By Michael Hurley, CBS Boston

BOSTON (CBS) — Through four games of the Eastern Conference finals — and with the two most recent contests taking place in Cleveland — the Celtics may be growing a little frustrated with the treatment LeBron James gets from the referees.

James has been, by far, the best player in the series for either team. He’s averaged 32 points, 6.8 rebounds and 9.0 assists, and he’s also gone to the free-throw line just a tick under 10 times per game. It’s that last part that might be wearing on some of the Celtics who have been tasked with guarding James.

“Tough. It’s tough,” Marcus Morris told reporters after Game 4, which Cleveland won 111-102. “You know, you’re already playing against arguably the best player in the league. So when you can’t even be like a little bit physical, it’s tough to guard him. You can’t do anything. It’s like foul after foul after foul. At the same time, guys want to play, so it’s like we almost gotta give up baskets.”

The calls in this game weren’t particularly lopsided — 26 called against Boston, 23 against Cleveland, including five on Kevin Love — but Morris’ frustration can be understood after he was called for an offensive foul which left the basketball world scratching its collective head.

In the third quarter alone, 17 total fouls were called, which worked to create a choppy game as the Celtics were trying to mount a comeback.

“Who had 17 fouls? Between the two teams? Is that an Eastern Conference final high for a quarter?” Morris asked reporters. And when a reporter said it felt like the third quarter took an hour to play, Morris agreed: “Yeah. Felt like it.”

Morris was one of three Celtics who were assessed five fouls each in Game 4, a group that included Marcus Smart and Jaylen Brown. Smart offered a comment that was nearly identical to Morris’.

“Yeah it was hard,” Smart told reporters. “We had a lot of guys in foul trouble, so it was kind of hard to play defense, because nobody really wanted to get called for another foul and foul out the game. So it’s kind of hard to play defense when you’re scared, because you know you don’t want to get called because of foul trouble. That played a little part.”

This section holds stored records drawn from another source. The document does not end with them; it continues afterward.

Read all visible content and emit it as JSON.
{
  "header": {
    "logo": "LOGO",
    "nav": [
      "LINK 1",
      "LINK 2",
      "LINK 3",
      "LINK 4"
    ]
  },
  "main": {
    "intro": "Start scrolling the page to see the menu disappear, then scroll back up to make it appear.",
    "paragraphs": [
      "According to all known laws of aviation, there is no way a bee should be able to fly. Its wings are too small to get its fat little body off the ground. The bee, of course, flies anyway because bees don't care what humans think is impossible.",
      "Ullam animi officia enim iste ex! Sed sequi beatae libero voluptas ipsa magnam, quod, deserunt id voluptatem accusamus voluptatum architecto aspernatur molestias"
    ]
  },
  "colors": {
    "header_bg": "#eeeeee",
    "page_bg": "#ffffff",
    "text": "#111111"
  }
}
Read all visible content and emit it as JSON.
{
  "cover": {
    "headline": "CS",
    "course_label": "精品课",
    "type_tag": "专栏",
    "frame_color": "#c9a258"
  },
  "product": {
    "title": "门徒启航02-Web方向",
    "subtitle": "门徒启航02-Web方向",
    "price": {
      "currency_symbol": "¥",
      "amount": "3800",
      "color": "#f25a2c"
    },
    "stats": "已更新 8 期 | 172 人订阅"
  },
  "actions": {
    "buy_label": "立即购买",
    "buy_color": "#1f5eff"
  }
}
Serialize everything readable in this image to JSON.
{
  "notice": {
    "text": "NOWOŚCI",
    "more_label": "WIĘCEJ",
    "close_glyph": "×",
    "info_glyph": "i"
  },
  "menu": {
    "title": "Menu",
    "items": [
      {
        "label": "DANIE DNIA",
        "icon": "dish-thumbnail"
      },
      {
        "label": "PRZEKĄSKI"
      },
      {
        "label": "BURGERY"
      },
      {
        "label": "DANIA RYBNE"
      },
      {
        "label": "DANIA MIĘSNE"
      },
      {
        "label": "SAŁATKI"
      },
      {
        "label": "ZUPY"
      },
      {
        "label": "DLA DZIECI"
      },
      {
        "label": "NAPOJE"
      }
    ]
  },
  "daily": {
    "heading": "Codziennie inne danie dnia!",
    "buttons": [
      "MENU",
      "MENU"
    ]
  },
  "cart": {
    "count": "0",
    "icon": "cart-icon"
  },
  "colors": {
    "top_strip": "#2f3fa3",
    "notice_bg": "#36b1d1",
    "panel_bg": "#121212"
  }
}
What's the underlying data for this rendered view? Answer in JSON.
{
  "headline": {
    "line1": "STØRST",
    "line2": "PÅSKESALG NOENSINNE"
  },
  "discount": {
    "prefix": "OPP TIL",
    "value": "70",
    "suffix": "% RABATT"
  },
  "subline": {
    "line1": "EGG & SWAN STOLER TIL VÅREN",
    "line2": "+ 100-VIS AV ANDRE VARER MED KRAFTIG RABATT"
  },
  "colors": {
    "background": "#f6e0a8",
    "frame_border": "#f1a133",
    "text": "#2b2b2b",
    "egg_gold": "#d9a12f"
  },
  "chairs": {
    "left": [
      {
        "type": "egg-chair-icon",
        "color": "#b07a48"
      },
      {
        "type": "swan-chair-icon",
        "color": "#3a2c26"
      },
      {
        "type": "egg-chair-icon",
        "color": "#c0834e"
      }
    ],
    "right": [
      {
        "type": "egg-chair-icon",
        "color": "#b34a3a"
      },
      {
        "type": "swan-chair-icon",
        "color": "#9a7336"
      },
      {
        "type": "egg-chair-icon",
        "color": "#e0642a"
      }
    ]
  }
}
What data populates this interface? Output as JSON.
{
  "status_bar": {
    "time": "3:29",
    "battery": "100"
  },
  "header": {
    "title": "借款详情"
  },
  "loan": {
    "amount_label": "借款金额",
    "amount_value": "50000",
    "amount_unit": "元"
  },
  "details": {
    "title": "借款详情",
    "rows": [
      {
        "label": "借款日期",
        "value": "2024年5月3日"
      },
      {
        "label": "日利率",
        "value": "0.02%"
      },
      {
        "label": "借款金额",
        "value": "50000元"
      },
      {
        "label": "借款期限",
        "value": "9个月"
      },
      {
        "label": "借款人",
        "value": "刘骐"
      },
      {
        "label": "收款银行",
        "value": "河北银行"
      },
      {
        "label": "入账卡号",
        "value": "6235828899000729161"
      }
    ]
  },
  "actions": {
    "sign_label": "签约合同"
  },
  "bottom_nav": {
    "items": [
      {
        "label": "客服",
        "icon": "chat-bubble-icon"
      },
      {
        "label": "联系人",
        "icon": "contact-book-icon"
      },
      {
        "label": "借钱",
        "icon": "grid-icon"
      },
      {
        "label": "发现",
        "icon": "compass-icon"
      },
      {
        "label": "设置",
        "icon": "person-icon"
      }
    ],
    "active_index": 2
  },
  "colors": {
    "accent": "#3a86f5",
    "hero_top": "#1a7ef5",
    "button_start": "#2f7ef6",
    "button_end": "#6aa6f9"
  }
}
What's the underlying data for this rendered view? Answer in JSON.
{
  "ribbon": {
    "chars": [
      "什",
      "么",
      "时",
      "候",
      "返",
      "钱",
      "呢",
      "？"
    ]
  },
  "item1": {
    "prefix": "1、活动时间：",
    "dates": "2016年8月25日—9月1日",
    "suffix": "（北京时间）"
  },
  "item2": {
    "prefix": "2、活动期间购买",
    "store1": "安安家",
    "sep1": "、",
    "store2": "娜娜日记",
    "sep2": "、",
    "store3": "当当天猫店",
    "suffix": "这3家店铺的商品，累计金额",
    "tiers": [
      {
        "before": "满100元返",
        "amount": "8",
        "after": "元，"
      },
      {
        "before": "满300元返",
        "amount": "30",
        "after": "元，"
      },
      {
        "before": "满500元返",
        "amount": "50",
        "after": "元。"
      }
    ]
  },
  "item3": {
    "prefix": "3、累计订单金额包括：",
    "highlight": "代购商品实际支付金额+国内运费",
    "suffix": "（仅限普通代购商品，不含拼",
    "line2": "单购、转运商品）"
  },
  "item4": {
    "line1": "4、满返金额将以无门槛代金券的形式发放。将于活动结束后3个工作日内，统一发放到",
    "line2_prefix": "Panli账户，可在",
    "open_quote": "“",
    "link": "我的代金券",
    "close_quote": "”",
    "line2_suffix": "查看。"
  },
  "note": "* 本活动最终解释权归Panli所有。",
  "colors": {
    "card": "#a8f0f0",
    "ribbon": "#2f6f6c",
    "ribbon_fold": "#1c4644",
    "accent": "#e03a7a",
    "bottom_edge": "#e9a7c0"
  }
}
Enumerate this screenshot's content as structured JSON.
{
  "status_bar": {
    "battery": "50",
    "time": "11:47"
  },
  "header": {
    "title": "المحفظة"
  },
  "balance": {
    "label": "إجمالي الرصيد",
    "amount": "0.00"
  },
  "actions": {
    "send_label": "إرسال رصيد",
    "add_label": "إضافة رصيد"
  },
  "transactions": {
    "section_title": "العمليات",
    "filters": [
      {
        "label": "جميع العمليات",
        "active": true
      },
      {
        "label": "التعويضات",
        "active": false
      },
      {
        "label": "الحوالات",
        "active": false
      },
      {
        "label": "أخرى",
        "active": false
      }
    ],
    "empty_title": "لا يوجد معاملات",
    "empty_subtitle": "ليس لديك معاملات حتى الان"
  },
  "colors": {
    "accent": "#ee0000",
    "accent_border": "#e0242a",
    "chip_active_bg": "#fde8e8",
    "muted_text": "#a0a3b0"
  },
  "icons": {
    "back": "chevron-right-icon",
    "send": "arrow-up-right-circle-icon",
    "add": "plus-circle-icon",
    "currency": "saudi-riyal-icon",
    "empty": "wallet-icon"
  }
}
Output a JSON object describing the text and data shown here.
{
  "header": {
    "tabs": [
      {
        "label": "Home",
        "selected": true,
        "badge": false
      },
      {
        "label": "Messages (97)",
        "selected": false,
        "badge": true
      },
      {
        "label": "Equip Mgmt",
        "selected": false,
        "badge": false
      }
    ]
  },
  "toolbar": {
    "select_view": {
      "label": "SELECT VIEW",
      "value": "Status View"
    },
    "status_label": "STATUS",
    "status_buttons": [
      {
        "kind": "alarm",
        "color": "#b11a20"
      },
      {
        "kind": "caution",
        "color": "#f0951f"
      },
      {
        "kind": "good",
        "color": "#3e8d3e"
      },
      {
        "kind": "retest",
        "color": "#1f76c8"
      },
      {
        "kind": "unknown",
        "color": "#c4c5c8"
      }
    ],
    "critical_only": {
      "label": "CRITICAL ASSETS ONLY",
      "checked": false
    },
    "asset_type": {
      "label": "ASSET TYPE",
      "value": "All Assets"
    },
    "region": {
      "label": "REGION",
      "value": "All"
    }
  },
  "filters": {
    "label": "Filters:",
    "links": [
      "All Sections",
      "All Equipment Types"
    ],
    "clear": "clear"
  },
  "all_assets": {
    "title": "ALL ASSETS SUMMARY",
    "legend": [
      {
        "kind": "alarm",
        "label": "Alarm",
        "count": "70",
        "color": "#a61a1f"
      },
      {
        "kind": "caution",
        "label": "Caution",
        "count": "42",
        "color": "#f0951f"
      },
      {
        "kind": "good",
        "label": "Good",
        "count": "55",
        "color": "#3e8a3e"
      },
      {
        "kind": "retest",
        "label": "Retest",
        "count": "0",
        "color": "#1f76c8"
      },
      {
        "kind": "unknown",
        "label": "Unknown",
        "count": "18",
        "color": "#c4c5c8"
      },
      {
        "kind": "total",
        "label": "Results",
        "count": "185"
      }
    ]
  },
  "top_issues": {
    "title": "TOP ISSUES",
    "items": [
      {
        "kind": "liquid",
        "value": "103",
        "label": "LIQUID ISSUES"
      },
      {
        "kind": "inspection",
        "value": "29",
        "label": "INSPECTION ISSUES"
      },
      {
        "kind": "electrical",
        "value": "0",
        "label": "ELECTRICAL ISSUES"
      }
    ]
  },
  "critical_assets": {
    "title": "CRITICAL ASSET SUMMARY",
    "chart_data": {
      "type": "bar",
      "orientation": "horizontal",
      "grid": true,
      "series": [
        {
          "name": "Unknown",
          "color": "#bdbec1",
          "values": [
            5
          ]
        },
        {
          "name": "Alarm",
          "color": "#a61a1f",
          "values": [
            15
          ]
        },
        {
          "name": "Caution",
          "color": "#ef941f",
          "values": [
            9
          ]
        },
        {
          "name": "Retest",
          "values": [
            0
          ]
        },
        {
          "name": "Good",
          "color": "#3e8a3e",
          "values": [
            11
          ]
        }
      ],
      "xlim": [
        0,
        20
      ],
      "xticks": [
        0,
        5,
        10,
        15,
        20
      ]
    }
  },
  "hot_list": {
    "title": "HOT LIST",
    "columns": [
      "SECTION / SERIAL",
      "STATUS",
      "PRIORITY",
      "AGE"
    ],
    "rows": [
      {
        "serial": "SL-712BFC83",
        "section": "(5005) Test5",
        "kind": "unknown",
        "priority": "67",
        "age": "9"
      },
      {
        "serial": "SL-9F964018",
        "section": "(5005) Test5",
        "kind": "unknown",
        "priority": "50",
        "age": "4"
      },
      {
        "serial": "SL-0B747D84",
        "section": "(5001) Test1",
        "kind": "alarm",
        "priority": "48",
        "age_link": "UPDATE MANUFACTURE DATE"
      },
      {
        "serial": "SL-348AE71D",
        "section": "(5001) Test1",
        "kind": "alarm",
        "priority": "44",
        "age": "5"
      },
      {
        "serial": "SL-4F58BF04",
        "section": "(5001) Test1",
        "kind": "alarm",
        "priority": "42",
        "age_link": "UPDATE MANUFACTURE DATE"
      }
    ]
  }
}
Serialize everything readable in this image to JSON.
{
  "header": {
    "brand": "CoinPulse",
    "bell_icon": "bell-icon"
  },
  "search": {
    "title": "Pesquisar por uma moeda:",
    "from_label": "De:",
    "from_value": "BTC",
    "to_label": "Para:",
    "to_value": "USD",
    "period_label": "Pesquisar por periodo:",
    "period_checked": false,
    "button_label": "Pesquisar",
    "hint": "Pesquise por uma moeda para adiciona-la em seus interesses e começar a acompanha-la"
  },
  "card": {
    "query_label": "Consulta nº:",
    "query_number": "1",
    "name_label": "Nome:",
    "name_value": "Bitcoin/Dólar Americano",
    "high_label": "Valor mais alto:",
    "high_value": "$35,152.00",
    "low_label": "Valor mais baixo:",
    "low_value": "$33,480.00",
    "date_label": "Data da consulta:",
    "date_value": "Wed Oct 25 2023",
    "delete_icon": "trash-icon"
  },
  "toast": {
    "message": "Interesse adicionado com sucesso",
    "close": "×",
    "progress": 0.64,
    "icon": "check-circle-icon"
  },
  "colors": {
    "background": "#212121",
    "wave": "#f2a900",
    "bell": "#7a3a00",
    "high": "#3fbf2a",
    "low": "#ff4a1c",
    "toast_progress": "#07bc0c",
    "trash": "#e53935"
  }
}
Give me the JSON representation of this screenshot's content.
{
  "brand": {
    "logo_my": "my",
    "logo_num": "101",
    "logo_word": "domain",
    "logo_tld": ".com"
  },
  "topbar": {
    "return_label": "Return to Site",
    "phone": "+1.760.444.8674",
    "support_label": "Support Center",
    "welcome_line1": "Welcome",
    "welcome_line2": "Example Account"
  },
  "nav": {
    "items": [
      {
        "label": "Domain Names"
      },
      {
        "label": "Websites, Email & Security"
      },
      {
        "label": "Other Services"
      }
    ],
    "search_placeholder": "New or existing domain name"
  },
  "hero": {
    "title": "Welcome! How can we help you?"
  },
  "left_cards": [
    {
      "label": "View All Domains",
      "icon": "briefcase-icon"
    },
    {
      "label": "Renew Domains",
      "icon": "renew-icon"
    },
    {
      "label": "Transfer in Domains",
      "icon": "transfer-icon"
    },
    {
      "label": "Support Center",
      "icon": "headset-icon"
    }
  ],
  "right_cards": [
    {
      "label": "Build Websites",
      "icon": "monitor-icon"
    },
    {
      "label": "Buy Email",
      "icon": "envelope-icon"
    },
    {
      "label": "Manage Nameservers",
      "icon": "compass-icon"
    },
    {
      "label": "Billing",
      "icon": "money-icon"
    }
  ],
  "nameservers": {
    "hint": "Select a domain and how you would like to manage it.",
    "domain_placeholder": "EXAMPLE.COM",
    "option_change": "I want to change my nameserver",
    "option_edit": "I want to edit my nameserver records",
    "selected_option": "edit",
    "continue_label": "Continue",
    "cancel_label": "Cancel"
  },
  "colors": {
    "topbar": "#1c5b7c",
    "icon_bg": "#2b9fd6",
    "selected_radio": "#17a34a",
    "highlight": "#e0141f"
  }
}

Smart did exude some confidence in the job he did defensively on James.

“I did,” Smart said when asked if he requested to guard LeBron in the fourth quarter. “I mean, you know, our job is to make it as hard as possible for him. I felt like I could do that. You saw it — he didn’t even want to bring the ball up against me to save energy, which we expected. So I just tried to make it as hard as I could for him.”

But on the officiating, Smart also said: “They hit their shots, they executed, we didn’t. But foul trouble definitely was a big key. It was hard to really play. I think any player will tell you that when you’re in foul trouble and when you’re scared of getting in foul trouble, it’s hard to go out there and play.”

The comments are not far off from what Jaylen Brown said after Game 3. In that game — which the Cavaliers won by 30 points — Brown was assessed five fouls. He, too, shared some frustration with the treatment of James by the officials.

“That was key, for me, it took me out of rhythm with the early fouls,” Brown said after the Game 3 loss. “I expected it to be like that, they’re at home, that’s how it goes typically. Trying to guard LeBron James, it’s hard to touch him and stop him without touching him. So the early fouls kind of took me out of rhythm but that’s no excuse to not be aggressive. I’ve got to come out and be better next game.”

Brown did do a better job in Game 4, upping his point total from 10 in Game 3 to 25 in Game 4, while also grabbing six rebounds. But overall, the task of containing LeBron James was too tall for the Celtics as a team in their two games in Cleveland.

The officials may have given the star treatment to the game’s best player at times, but the frustration among the players is something that’s going to have to also be contained if the Celtics are to regain the advantage in this series. That’s a mind-set that’s going to have to come from their coach, who himself didn’t have a single word of criticism toward the referees after the Game 4 loss.

“Never — you won’t hear me complain about officials,” Brad Stevens said late Monday night. “They have a really hard job, and they do a tremendous job — night in, night out. I’ve got nothing bad to say. Nothing but good things.”